- Teams must have pre-registered and nominated a contact person.
- Teams can be from one or more institutions.
- Teams must provide a technical document of up to 2 pages describing the system/model and any external data and pre-existing tools, software and models used.
- We will publish all technical documents (anonymous or otherwise).
- Teams are encouraged – but not required – to provide us with access to the system/model and to make their code open source.
- Teams may reserve the right to be referred to using anonymous code names in the published rank ordering.
What information can I use?
Training and development
For training, teams can not use external data but can expand the official training data through automated modifications and remixing, i.e. data augmentation strategies. However, teams that do this must make a second submission using only the official audio files. Any audio or metadata can be used during training and development, but during evaluation, the enhancement algorithm will not have access to all of the data (see next section).
The only data that can be used by the Enhancement Processor during evaluation are
- The audio input signals (the sum of the target and interferers for each hearing aid microphone).
- The listener characterisation (pure tone air-conduction audiograms and/or digit triple test results).
- The provided clean audio examples for the target talker (these will not be the same as any of the target utterances.)
- Teams may choose to use all, some or none of the parts of the baseline model.
- Systems must be causal; the output from the hearing aid at time t must not use any information from input samples more than 5 ms into the future (i.e., no information from input samples >t+5 ms).
- There is no limit on computational cost.
Please see this blog post for further explanation of these last two rules about latency and computation time.
Submitting multiple entries
It is intended that there should be one submission per registered team. Submitting multiple entries is discouraged.
Evaluation of systems
Each signal will be scored using the average of its HASPI and HASQI scores. A system score will then be computed by averaging over the evaluation set. Separate scores will be computed for the real and simulated evaluation sets, along with a summary score formed by their average. Systems will be ranked according to their summary scores with all three (real, simulated and summary) scores being reported.
The following terms apply to participation in this machine learning challenge (“Challenge”). Entrants may create original solutions, prototypes, datasets, scripts, or other content, materials, discoveries or inventions (a “Submission”). The Challenge is organised by the Challenge Organiser.
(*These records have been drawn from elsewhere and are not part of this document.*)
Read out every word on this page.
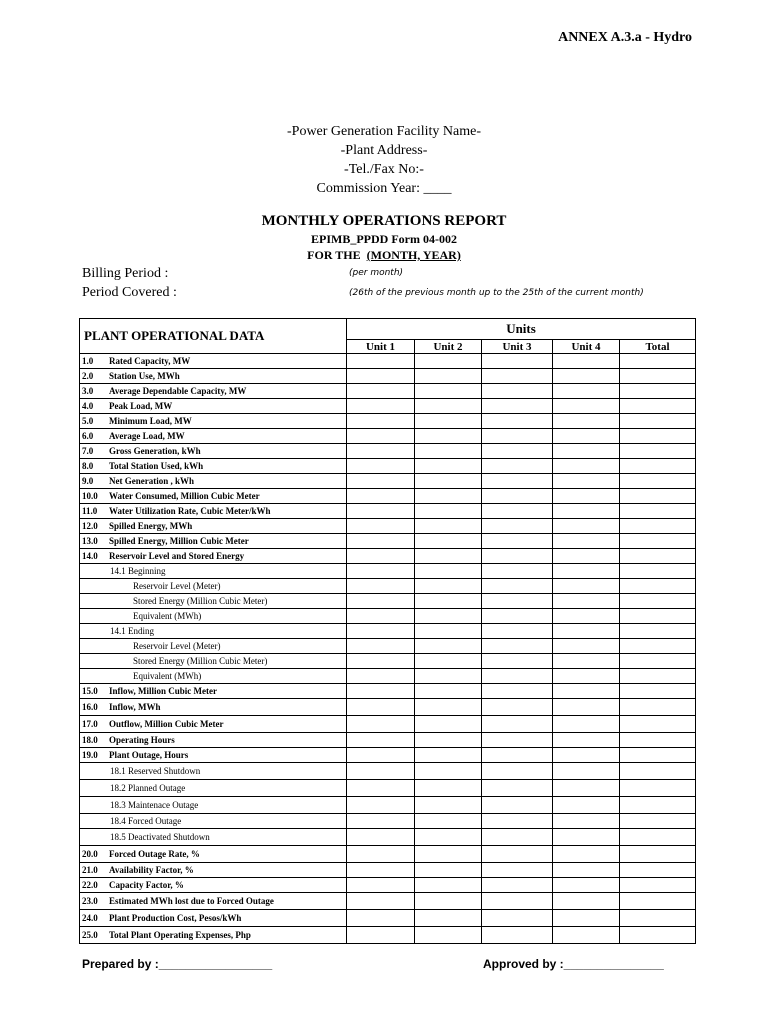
ANNEX A.3.a - Hydro
-Power Generation Facility Name-
-Plant Address-
-Tel./Fax No:-
Commission Year: ____
MONTHLY OPERATIONS REPORT
EPIMB_PPDD Form 04-002
FOR THE (MONTH, YEAR)
Billing Period :	(per month)
Period Covered :	(26th of the previous month up to the 25th of the current month)
PLANT OPERATIONAL DATA	Units				
	Unit 1	Unit 2	Unit 3	Unit 4	Total
1.0 Rated Capacity, MW					
2.0 Station Use, MWh					
3.0 Average Dependable Capacity, MW					
4.0 Peak Load, MW					
5.0 Minimum Load, MW					
6.0 Average Load, MW					
7.0 Gross Generation, kWh					
8.0 Total Station Used, kWh					
9.0 Net Generation , kWh					
10.0 Water Consumed, Million Cubic Meter					
11.0 Water Utilization Rate, Cubic Meter/kWh					
12.0 Spilled Energy, MWh					
13.0 Spilled Energy, Million Cubic Meter					
14.0 Reservoir Level and Stored Energy					
14.1 Beginning					
Reservoir Level (Meter)					
Stored Energy (Million Cubic Meter)					
Equivalent (MWh)					
14.1 Ending					
Reservoir Level (Meter)					
Stored Energy (Million Cubic Meter)					
Equivalent (MWh)					
15.0 Inflow, Million Cubic Meter					
16.0 Inflow, MWh					
17.0 Outflow, Million Cubic Meter					
18.0 Operating Hours					
19.0 Plant Outage, Hours					
18.1 Reserved Shutdown					
18.2 Planned Outage					
18.3 Maintenace Outage					
18.4 Forced Outage					
18.5 Deactivated Shutdown					
20.0 Forced Outage Rate, %					
21.0 Availability Factor, %					
22.0 Capacity Factor, %					
23.0 Estimated MWh lost due to Forced Outage					
24.0 Plant Production Cost, Pesos/kWh					
25.0 Total Plant Operating Expenses, Php					
Prepared by :_________________	Approved by :_______________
Entrants retain ownership of all intellectual and industrial property rights (including moral rights) in and to Submissions.
As a condition of submission, Entrant grants the Challenge Organiser, its subsidiaries, agents and partner companies, a perpetual, irrevocable, worldwide, royalty-free, and non-exclusive licence to use, reproduce, adapt, modify, publish, distribute, publicly perform, create a derivative work from, and publicly display the Submission.
Entrants provide Submissions on an “AS IS” BASIS, WITHOUT WARRANTIES OR CONDITIONS OF ANY KIND, either express or implied, including, without limitation, any warranties or conditions of TITLE, NON-INFRINGEMENT, MERCHANTABILITY, or FITNESS FOR A PARTICULAR PURPOSE.